I do not care what mm08822 says, the NEC does not give permission to use what ever grabs you because it's a conduit or tubing recognized as a grounding conductor, done wrong is worse then no EGC in EMT.
A little vague - can you explain "done wrong" and the results?
Code says if a wire-type egc is installed in a metal raceway, the raceway is in parallel with the wire, and the combination of the metal raceway and the wire is the egc for the enclosed circuits.
If the OP puts in a 30a ckt in his new conduit network, he runs a #10 egc for it and then it’s required all throughout the remainder of that home-runned conduit network. This then includes any other 15a and 20a ckts in this same conduit network vs not having to pull any egc in the first place?
There’s a gap in the code then. How can you go from 0 egc requirement using metallic conduit and meeting code to being required to do full 100% egc size requirement as if you didn’t have a metallic conduit at all when you do?
Also be required to upsize the egc if your supply conductors have to be upsized. Seems like they forgot a scenario in 250.118/122.
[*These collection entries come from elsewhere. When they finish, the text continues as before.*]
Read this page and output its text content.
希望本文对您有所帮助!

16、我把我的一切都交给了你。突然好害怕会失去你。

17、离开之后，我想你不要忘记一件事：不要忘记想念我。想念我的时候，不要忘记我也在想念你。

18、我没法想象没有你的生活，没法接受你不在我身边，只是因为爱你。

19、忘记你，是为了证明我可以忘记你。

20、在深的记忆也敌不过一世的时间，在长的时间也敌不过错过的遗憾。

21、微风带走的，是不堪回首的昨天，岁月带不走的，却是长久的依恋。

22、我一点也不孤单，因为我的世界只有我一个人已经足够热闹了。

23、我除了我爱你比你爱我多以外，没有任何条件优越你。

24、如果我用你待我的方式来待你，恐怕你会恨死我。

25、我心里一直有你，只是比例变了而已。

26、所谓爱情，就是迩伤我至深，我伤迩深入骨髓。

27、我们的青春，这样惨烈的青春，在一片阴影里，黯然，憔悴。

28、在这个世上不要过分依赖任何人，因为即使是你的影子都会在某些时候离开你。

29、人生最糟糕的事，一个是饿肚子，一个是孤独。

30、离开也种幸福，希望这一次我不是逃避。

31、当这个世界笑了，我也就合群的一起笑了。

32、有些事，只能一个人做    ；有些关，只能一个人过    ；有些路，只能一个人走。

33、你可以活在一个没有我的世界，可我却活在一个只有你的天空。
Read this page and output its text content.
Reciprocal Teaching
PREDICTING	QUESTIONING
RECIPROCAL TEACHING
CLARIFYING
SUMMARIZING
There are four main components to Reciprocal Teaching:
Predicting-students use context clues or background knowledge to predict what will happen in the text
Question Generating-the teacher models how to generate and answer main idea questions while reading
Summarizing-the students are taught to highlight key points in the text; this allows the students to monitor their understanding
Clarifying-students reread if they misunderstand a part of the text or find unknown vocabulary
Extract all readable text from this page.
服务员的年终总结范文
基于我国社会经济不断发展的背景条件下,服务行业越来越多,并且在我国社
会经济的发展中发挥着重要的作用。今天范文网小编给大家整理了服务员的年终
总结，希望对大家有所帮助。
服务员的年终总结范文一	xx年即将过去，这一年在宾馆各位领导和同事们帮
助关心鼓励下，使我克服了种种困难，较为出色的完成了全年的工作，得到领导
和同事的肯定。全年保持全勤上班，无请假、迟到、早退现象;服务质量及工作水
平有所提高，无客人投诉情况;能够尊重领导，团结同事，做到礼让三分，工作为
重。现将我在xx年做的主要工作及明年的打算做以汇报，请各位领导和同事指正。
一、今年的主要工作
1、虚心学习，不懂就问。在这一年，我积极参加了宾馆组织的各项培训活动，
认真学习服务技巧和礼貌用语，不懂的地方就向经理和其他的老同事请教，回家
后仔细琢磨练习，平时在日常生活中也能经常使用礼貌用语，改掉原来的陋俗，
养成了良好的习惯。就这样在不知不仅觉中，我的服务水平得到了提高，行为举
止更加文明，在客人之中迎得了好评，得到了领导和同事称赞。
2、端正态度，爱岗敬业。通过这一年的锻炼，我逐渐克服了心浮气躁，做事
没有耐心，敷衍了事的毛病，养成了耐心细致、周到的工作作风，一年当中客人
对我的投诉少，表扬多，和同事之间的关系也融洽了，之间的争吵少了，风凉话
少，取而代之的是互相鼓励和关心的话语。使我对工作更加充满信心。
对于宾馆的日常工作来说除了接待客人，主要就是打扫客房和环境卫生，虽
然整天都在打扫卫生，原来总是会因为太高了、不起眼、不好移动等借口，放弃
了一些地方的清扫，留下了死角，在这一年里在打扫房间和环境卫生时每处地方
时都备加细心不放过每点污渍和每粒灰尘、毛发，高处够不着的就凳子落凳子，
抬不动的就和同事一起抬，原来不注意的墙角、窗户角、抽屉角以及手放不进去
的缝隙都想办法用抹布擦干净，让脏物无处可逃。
Maybe I’m reading something more into it but there is some screwy wording going on and only part of the scenario considered. I will find the full intent.
Here’s an example that shows my suggestion of how going to #12 doesn’t have an impact on forcing ocpd to operate:
Assume the OP had a 50A 240v circuit with #8’s in that conduit and the recept was 100’ from the cb.
Then a ground fault occurred at the recept.
For a #10 wire grd, the fault current would be ~600A. A QO 50A cb would open in 17.5 msec or less (1 cycle) according to the trip curve time range at this fault value.
For a #12 wire grd, the fault current would be ~575A (more resistance in egc – 2 ohms vs. 1.24 ohms/ 1000ft). A QO 50A cb would open in 20 msec or less(1.1 cycle) according to the trip curve time range at this fault value.
The conductivity of the parallel path of conduit isn’t even factored in here. It doesn’t matter b/c the breaker trip time can’t get any faster. Only difference would be ~ 2x the above fault values due to lower impedance with conduit.
Kinda like a spare tire inflated to 64PSI instead of 65PSI. Still gets the job done.